Identify service requestor application for MQ and Web services

Suppose you are establishing SOA in an organization that is quite new to the concept. They have a developed MQ infrastructure and are quickly building up enterprise Web Services catalog. A lot of existing functionality and legacy applications will be exposed as Web Services and MQ. You must continue to support MQ services because there is still a large number of MQ clients there that can not be reasonably changed. But enterprise architects want to gain better control of the enterprise services, including both Web Services and MQ. They want to establish service governance. All service consumers will be required to subscribe to the services they need and establish an SLA. To enforce this policy, Enterprise Service Bus in the middle of SOA landscape will need to authenticate requester and verify SLA. Authentication needs to be done on application level, not individual user level, because SLA is established for departments/LOBs and not for users.

What is the easiest way to find out which application sent an MQ request message? Consider this constraint: source applications can not be modified to insert their identity into the message. First, I will assume that I can differentiate applications by Queue Manager: each QM from which request messages may be sent will represent only one application. This is already the case, but even it was not, we could create additional QMs as required and reconfigure some applications to use new QMs. With this assumption, my problem has been reduced to identifying Queue Manager that sent each message. After that I can use a table to map QM name to application name. This can be done in several ways. It can be done quite elegantly by WebSphere Message Broker. It can be done by MQ means alone, in a way that is both cute and ugly at the same time:

  • create a user account for each source QM
  • on a “central” QM, create a queue for each source Queue Manager
  • limit PUT on each of these queues to a single user corresponding to its QM
  • configure MCAUSER on channels

With some trimming around the edges, I can guarantee that messages on each of these queues have arrived from a single QM.
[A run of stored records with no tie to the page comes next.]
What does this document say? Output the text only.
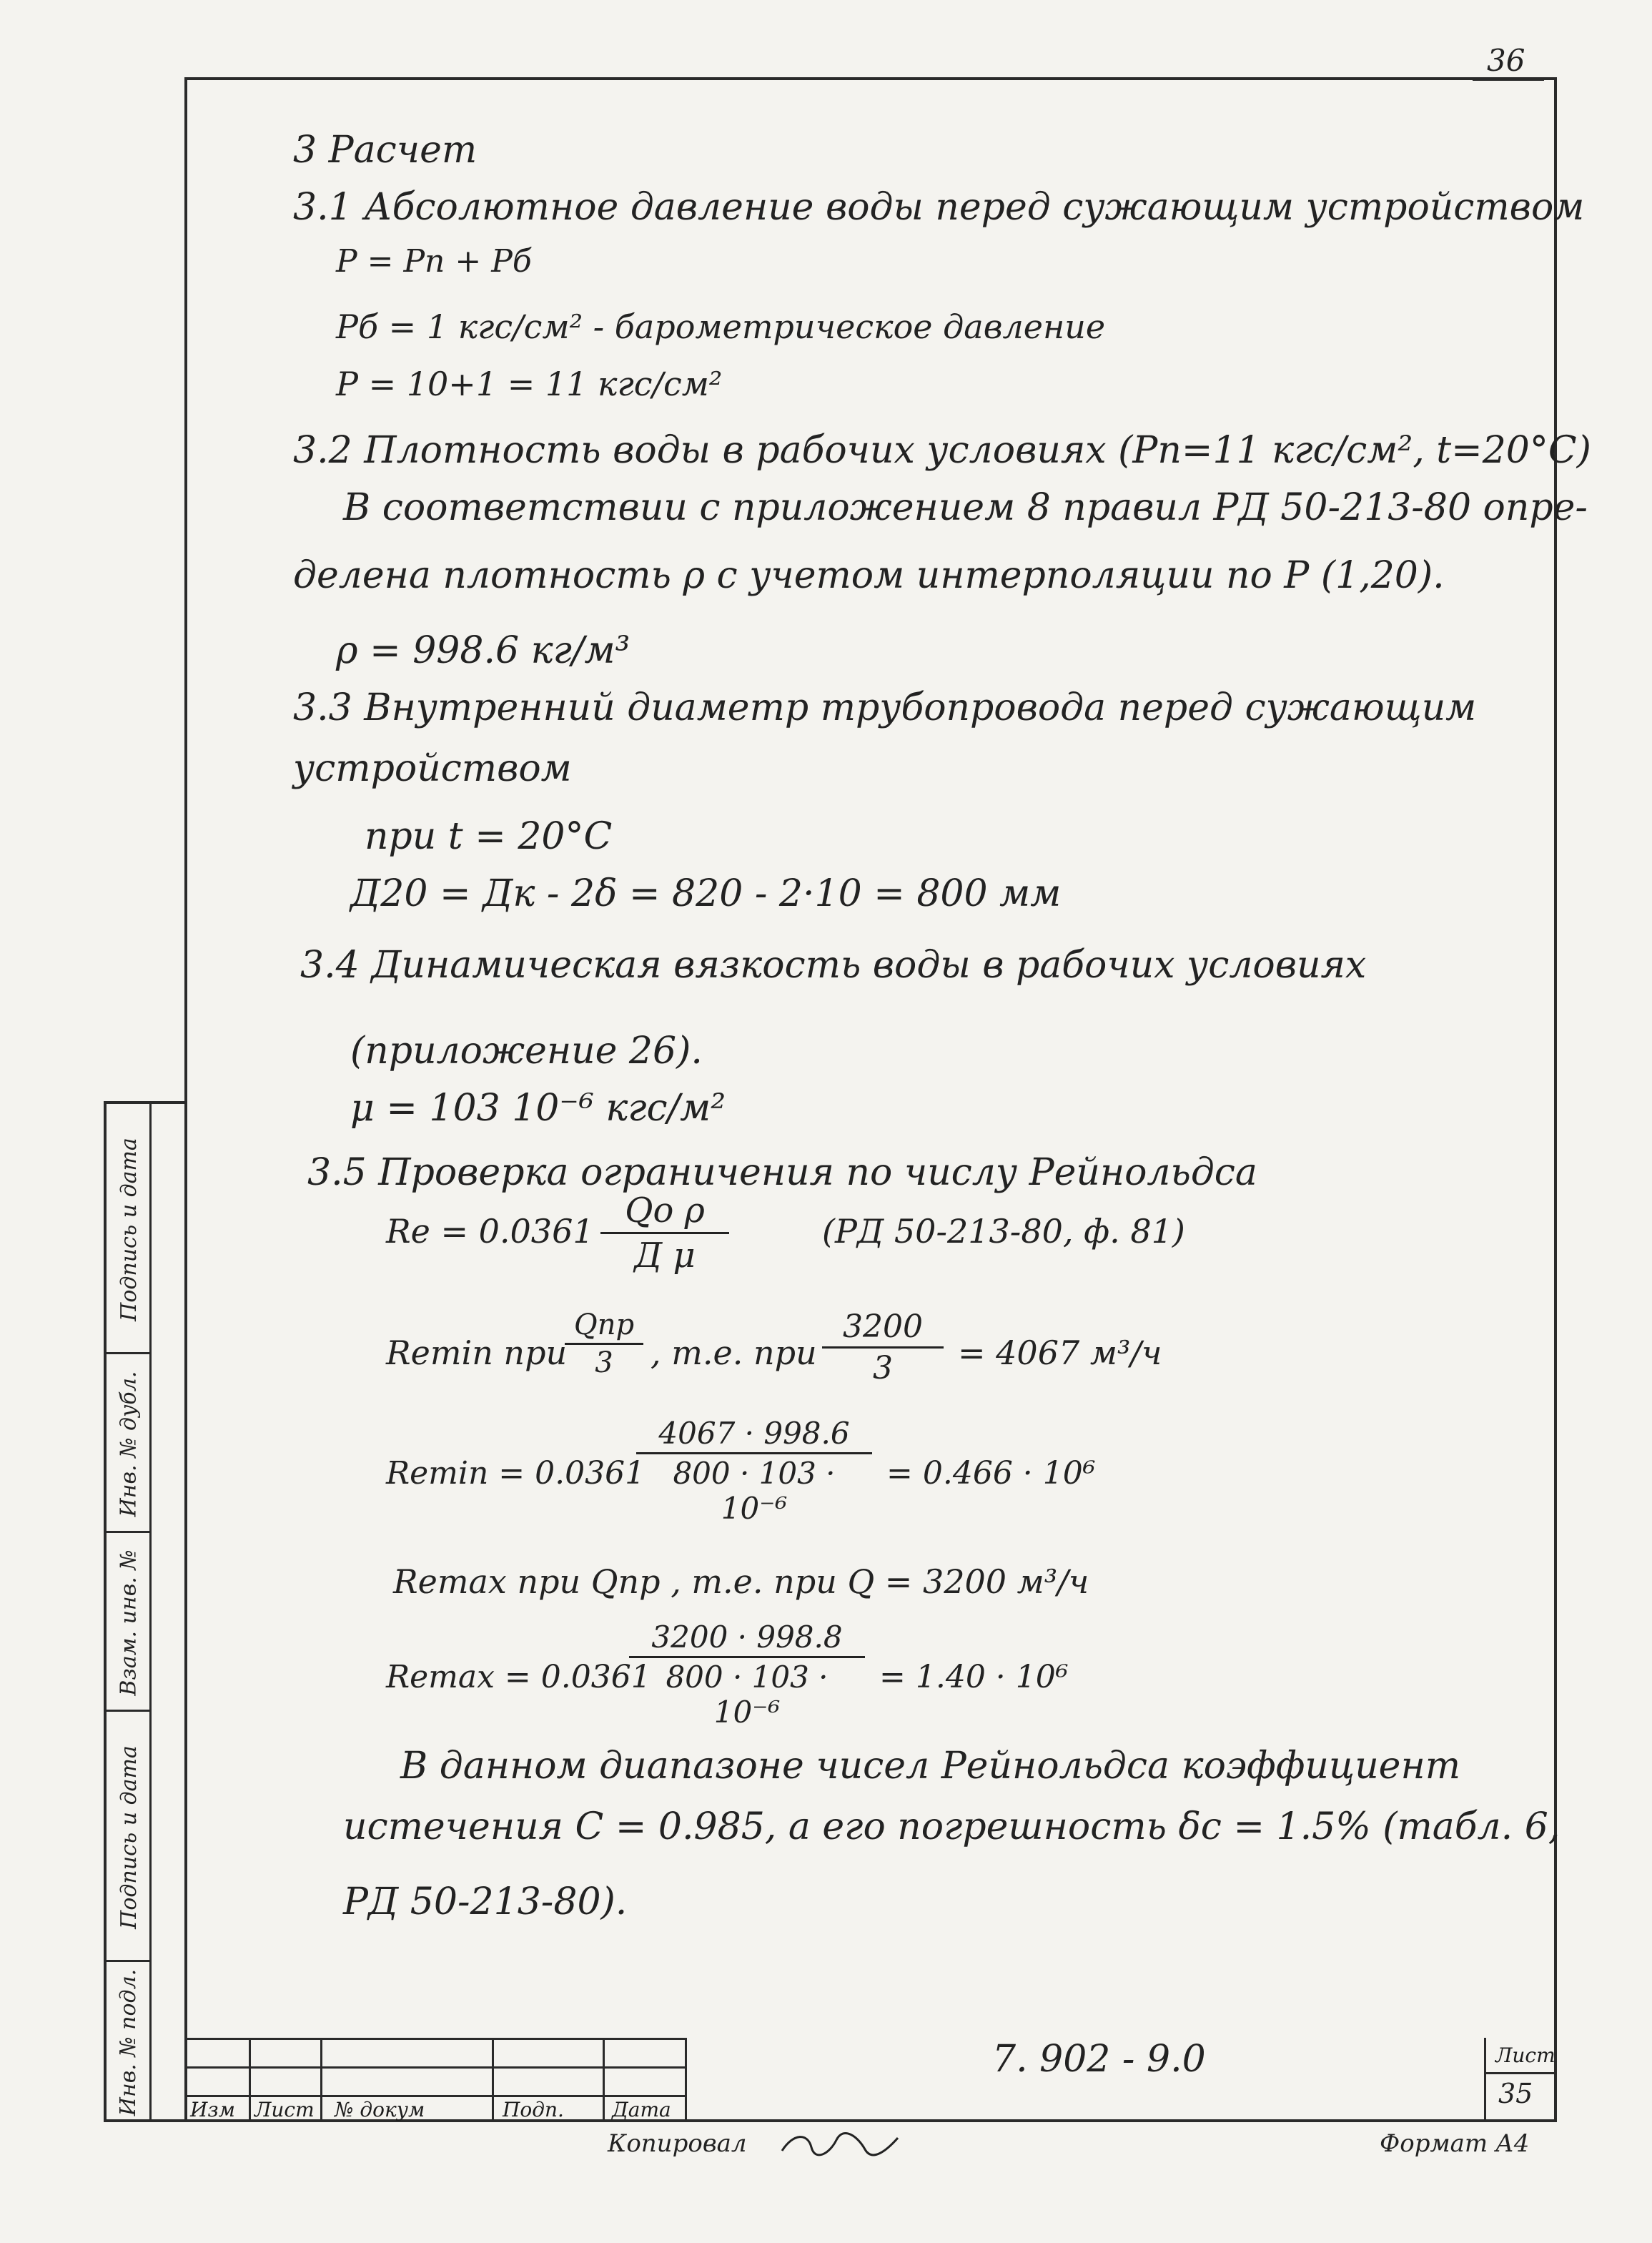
36
Подпись и дата
Инв. № дубл.
Взам. инв. №
Подпись и дата
Инв. № подл.
3 Расчет
3.1 Абсолютное давление воды перед сужающим устройством
P = Pп + Pб
Pб = 1 кгс/см² - барометрическое давление
P = 10+1 = 11 кгс/см²
3.2 Плотность воды в рабочих условиях (Pп=11 кгс/см², t=20°C)
В соответствии с приложением 8 правил РД 50-213-80 опре-
делена плотность ρ с учетом интерполяции по P (1,20).
ρ = 998.6 кг/м³
3.3 Внутренний диаметр трубопровода перед сужающим
устройством
при t = 20°C
Д20 = Дк - 2δ = 820 - 2·10 = 800 мм
3.4 Динамическая вязкость воды в рабочих условиях
(приложение 26).
μ = 103 10⁻⁶ кгс/м²
3.5 Проверка ограничения по числу Рейнольдса
Re = 0.0361
Qо ρ
Д μ
(РД 50-213-80, ф. 81)
Remin при
Qпр
3	, т.е. при
3200
3	= 4067 м³/ч
Remin = 0.0361
4067 · 998.6
800 · 103 · 10⁻⁶
= 0.466 · 10⁶
Remax при Qпр , т.е. при Q = 3200 м³/ч
Remax = 0.0361
3200 · 998.8
800 · 103 · 10⁻⁶
= 1.40 · 10⁶
В данном диапазоне чисел Рейнольдса коэффициент
истечения C = 0.985, а его погрешность δc = 1.5% (табл. 6,
РД 50-213-80).
Изм Лист № докум	Подп. Дата
7. 902 - 9.0	Лист
35
Копировал	Формат А4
This is quite a bit of work. I can achieve a rough first cut of a solution much easier. I will add an assumption that only request-response pattern is used (no datagrams, all request messages require a response). Now I can identify service requester by finding where the reply message goes. That’s right: ReplyToQMgr property of MQMD structure carries the name of Queue Manager that expects a response. Under normal circumstances, by looking at this property we can identify which QM sent the message because it is the same QM that the response will be sent to. All that’s left is control for spoofed messages, which is an open item as of now.